This is a time in your life for many firsts, many changes and many adjustments. Some may be positive, others difficult and others not-to-be-repeated experiences.
You will, in your early twenties, begin to feel more secure about yourself than you did when you were a teenager. But these are still potentially confusing times, when there is an enormous amount of social pressure on you to establish a career, become financially independent, find a life partner and learn to cope with possible motherhood.
It must be remembered that even positive changes bring about stress. All change is stressful and your twenties and thirties are about changes.
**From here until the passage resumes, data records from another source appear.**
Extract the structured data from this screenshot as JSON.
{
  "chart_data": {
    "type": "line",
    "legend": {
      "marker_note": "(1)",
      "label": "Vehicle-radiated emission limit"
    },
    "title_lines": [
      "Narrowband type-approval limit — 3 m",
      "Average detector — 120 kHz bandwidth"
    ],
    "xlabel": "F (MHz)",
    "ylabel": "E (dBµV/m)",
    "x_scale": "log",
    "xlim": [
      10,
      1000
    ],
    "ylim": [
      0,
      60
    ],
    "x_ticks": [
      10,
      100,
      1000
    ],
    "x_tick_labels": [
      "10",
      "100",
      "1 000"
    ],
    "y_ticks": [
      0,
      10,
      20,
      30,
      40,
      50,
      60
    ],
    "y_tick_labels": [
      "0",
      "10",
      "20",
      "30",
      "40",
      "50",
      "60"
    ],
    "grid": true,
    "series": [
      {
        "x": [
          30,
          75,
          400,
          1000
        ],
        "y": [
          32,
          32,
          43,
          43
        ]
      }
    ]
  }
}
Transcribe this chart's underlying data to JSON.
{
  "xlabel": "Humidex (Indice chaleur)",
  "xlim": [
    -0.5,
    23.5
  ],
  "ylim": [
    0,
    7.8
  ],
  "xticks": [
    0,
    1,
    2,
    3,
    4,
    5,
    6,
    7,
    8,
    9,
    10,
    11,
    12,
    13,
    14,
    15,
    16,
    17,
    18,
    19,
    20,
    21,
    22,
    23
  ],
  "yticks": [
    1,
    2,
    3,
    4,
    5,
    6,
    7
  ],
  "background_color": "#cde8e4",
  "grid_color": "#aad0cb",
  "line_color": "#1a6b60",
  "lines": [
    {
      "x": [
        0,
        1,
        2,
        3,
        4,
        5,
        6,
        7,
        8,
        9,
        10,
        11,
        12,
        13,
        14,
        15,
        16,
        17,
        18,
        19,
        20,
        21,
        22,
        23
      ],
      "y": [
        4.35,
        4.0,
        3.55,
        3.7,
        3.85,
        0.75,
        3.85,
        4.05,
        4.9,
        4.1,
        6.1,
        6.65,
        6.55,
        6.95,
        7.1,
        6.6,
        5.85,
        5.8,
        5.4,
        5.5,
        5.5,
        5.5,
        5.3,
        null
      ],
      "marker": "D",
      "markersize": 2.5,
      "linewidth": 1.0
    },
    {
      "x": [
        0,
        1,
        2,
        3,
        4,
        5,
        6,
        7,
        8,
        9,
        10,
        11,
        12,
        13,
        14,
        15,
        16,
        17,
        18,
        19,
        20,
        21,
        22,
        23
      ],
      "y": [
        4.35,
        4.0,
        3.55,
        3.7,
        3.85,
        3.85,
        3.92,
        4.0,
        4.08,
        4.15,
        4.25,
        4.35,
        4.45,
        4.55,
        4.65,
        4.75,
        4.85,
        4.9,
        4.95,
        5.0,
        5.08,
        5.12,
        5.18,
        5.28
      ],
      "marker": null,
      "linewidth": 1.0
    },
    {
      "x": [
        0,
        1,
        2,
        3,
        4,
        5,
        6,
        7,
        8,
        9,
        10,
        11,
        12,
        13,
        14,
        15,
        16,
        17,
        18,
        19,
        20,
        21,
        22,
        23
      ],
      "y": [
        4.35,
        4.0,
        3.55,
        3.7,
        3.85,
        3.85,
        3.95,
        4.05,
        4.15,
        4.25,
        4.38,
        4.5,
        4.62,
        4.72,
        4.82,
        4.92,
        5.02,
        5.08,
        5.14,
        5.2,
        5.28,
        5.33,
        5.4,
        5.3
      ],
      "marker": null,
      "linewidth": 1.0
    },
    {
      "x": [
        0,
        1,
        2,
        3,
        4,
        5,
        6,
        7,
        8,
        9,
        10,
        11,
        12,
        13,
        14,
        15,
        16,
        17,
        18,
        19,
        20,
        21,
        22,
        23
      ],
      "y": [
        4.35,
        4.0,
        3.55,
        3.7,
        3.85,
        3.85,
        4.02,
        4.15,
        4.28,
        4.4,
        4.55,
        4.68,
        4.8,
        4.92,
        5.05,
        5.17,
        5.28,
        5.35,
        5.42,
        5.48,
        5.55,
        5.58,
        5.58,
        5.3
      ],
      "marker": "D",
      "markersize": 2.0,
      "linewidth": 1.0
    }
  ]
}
How well you know yourself will play a great role in how you deal with the dramatic changes in your life. How healthy your self-image is, will also determine many of your choices, from sexual choices, to career choices to your choice of partner.
Despite a growing sense of independence, during this time in your life, friends and family will be very important support structures. If you are a good friend, you will have good friends.
Spending time with them will help you to destress. Family is also important, and not only because granny will babysit, so you can go to the movies. If however, you feel that your family of origin is more destructive than supportive, it may be an idea to minimise contact, especially if it stresses you out.
You will, at this stage of your life, probably learn the very liberating skill of saying no. Knowing where to draw the line with your children, your boss, your parents, your partner and your friends.
This is not a selfish thing to do – on the contrary. In this way you will not get burnt out or feel used as you would if you always bent over backwards to accommodate everyone, except yourself, that is.
It is also during these twenty years of your life that your personal values will become clearer and you will prioritise your life accordingly. It is a time of change, of growth, of major decisions and of hard work – take a deep breath and get the most out of the experience.